Sweeping along an updraft, she forced her mind off that dark path, instead filling her thoughts with Naasir’s love for her homeland. He’d told her he snuck in as often as he could, just to run with the animals. She loved that, loved that someone so courageous and honorable and pure found pleasure in this land. He should be the one in charge of this territory—though he probably wouldn’t want the job.
She stopped for a while on the shore of a small lake that rippled with sunlight, loathe to spend any more time in her parents’ home than necessary. It was better than Charisemnon’s court, but better was a matter of degrees. Her sympathy for Lailah and Cato’s childhood didn’t extend to the vileness they meted out.
Night had fallen by the time she finally arrived, and though she tried to sleep, she spent the night on the roof, staring up at the stars. “Naasir,” she whispered, her faith in his love the foundation of her new existence. “I miss you, my heart.”
He didn’t appear out of the savanna this time, didn’t tumble her to the earth.
There was only the night and the silence.

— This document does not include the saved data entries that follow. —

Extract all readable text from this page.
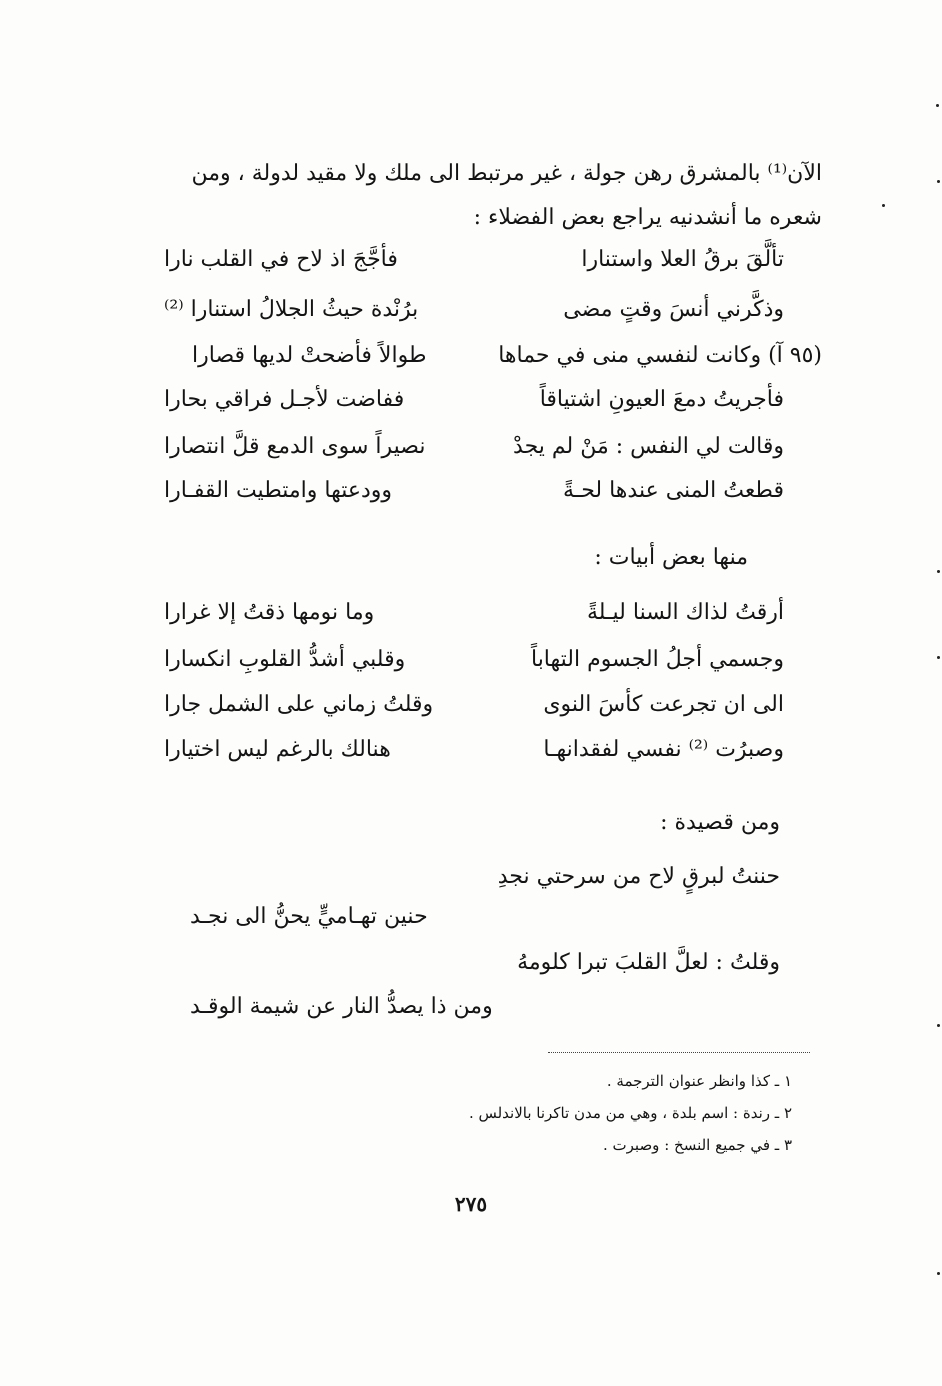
الآن⁽¹⁾ بالمشرق رهن جولة ، غير مرتبط الى ملك ولا مقيد لدولة ، ومن
شعره ما أنشدنيه يراجع بعض الفضلاء :
تألَّقَ برقُ العلا واستنارا
فأجَّجَ اذ لاح في القلب نارا
وذكَّرني أنسَ وقتٍ مضى
برُنْدة حيثُ الجلالُ استنارا ⁽²⁾
(٩٥ آ) وكانت لنفسي منى في حماها
طوالاً فأضحتْ لديها قصارا
فأجريتُ دمعَ العيونِ اشتياقاً
ففاضت لأجـل فراقي بحارا
وقالت لي النفس : مَنْ لم يجدْ
نصيراً سوى الدمع قلَّ انتصارا
قطعتُ المنى عندها لحـةً
وودعتها وامتطيت القفـارا
منها بعض أبيات :
أرقتُ لذاك السنا ليـلةً
وما نومها ذقتُ إلا غرارا
وجسمي أجلُ الجسوم التهاباً
وقلبي أشدُّ القلوبِ انكسارا
الى ان تجرعت كأسَ النوى
وقلتُ زماني على الشمل جارا
وصبرُت ⁽²⁾ نفسي لفقدانهـا
هنالك بالرغم ليس اختيارا
ومن قصيدة :
حننتُ لبرقٍ لاح من سرحتي نجدِ
حنين تهـاميٍّ يحنُّ الى نجـد
وقلتُ : لعلَّ القلبَ تبرا كلومهُ
ومن ذا يصدُّ النار عن شيمة الوقـد
١ ـ كذا وانظر عنوان الترجمة .
٢ ـ رندة : اسم بلدة ، وهي من مدن تاكرنا بالاندلس .
٣ ـ في جميع النسخ : وصبرت .
٢٧٥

Early the next morning, she flew out to perch on a hill and watched the skies turn from whispering gray to light-shattered dawn, then to a dusty, soft blue seen nowhere else on this earth. If she could, she’d meet Alexander out here. But when the archangel appeared in the sky ninety minutes later, his wings glinting in the sunlight in a way that brought Naasir vividly to mind and choked her throat with longing, he dipped his wings to show he saw her, but carried on to her parents’ stronghold.
Andromeda forced herself to do the same.
Unlike Andromeda’s simple sea-green tunic and tapered black pants, Lailah and Cato had come out dressed in formal clothing. Andromeda made the introductions, hoping she was following the correct protocols. She’d never had reason to learn how to introduce an Ancient to other powerful angels, but since no one censured her, she must’ve muddled through it.